“It is simply wrong to begin with a theme, symbol or other abstract unifying agent, and then try to force characters and events to conform to it.”
“If creative fiction writing is a process of translating an abstraction into the concrete, there are three possible grades of such writing: translating an old (known) abstraction (theme or thesis) through the medium of old fiction means (that is, characters, events or situations used before for that same purpose, that same translation) -- this is most of the popular trash; translating an old abstraction through new, original fiction means -- this is most of the good literature; creating a new, original abstraction and translating it through new, original means. This, as far as I know, is only me -- my kind of fiction writing.”
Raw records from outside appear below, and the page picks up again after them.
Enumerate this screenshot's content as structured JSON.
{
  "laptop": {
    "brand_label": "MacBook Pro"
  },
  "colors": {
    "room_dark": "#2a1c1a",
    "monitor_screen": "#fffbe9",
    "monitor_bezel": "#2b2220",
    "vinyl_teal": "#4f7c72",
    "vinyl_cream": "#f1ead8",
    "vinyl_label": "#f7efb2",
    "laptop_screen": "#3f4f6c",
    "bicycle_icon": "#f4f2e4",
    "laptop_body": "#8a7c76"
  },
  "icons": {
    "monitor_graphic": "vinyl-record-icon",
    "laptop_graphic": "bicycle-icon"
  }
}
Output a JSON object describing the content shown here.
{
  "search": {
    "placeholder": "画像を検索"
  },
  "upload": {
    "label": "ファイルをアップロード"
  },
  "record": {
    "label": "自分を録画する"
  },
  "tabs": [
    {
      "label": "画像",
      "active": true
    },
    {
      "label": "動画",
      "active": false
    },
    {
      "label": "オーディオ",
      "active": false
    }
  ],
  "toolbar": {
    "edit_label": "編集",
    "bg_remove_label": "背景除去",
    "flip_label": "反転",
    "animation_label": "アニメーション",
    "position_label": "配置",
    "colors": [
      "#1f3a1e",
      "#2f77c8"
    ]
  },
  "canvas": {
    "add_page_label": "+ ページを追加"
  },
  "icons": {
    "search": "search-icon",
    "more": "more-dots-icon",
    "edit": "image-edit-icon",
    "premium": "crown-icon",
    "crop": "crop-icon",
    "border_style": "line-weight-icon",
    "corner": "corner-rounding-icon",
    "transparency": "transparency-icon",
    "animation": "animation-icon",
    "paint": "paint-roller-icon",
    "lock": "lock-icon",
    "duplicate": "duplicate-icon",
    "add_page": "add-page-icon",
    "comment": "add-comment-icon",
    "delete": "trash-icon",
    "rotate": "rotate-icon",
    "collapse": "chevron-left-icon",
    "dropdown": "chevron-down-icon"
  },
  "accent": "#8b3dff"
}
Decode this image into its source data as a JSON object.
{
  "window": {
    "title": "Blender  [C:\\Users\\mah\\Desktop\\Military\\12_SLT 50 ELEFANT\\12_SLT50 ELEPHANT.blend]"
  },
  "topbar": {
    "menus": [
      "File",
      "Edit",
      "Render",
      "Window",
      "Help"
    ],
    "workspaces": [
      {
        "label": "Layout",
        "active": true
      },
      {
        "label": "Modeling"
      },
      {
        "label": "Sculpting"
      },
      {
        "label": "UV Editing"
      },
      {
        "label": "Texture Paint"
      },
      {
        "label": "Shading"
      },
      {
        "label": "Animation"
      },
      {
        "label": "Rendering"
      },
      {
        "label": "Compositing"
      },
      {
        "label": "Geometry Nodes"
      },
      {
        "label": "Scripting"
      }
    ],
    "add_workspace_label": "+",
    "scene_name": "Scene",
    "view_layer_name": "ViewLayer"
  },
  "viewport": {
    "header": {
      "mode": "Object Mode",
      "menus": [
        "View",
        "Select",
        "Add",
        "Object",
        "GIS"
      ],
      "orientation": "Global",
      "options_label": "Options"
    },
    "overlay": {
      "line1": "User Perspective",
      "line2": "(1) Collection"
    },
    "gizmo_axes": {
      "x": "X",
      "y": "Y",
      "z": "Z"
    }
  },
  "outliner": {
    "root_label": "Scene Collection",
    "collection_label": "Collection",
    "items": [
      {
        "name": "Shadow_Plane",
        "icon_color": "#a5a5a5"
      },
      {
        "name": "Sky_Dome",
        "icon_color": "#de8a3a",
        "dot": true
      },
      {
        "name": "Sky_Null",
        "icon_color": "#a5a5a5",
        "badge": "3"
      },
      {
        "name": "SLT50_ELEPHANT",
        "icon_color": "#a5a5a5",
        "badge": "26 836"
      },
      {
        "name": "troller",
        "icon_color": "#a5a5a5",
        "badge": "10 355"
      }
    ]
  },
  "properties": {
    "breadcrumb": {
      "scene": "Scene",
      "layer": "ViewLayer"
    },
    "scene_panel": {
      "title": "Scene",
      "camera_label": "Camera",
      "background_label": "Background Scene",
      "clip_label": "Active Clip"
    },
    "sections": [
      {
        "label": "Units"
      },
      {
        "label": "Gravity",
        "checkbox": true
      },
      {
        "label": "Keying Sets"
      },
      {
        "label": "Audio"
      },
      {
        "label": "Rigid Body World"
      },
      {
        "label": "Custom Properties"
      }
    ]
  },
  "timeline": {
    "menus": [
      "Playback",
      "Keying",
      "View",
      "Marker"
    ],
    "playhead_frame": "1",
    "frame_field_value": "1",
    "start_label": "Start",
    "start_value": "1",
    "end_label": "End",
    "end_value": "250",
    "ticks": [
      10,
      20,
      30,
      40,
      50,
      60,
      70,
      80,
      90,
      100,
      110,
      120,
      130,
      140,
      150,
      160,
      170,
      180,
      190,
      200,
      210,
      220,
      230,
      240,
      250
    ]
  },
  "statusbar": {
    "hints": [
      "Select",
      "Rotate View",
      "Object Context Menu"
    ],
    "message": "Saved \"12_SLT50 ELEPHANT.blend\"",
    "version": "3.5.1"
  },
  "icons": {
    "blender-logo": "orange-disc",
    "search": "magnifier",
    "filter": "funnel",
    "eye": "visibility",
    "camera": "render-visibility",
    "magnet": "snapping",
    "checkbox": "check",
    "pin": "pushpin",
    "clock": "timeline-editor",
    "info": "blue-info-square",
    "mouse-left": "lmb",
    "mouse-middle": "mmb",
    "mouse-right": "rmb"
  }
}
“It is only when our characters and events begin to disobey us that they begin to live.”
“Love affairs, in their beginnings, are all about the present. But there is a point in each--an event, an exchange, some other unseen trigger--which forces the past and the future back into focus.”
“A related question is where in time to begin. Should you begin far back in a character's past and move forward, or should you begin in the present and make use of flashbacks only where necessary? ... If the material with which you want to open the story is from the character's deep past, then there has to be an important relationship between what has happened in the past and what is about to happen. In other words, is the material with which you open the story an arrow pointing toward the unified effect?”
“My characters tell me how they feel about other characters and events and they demand that I write it down for them.”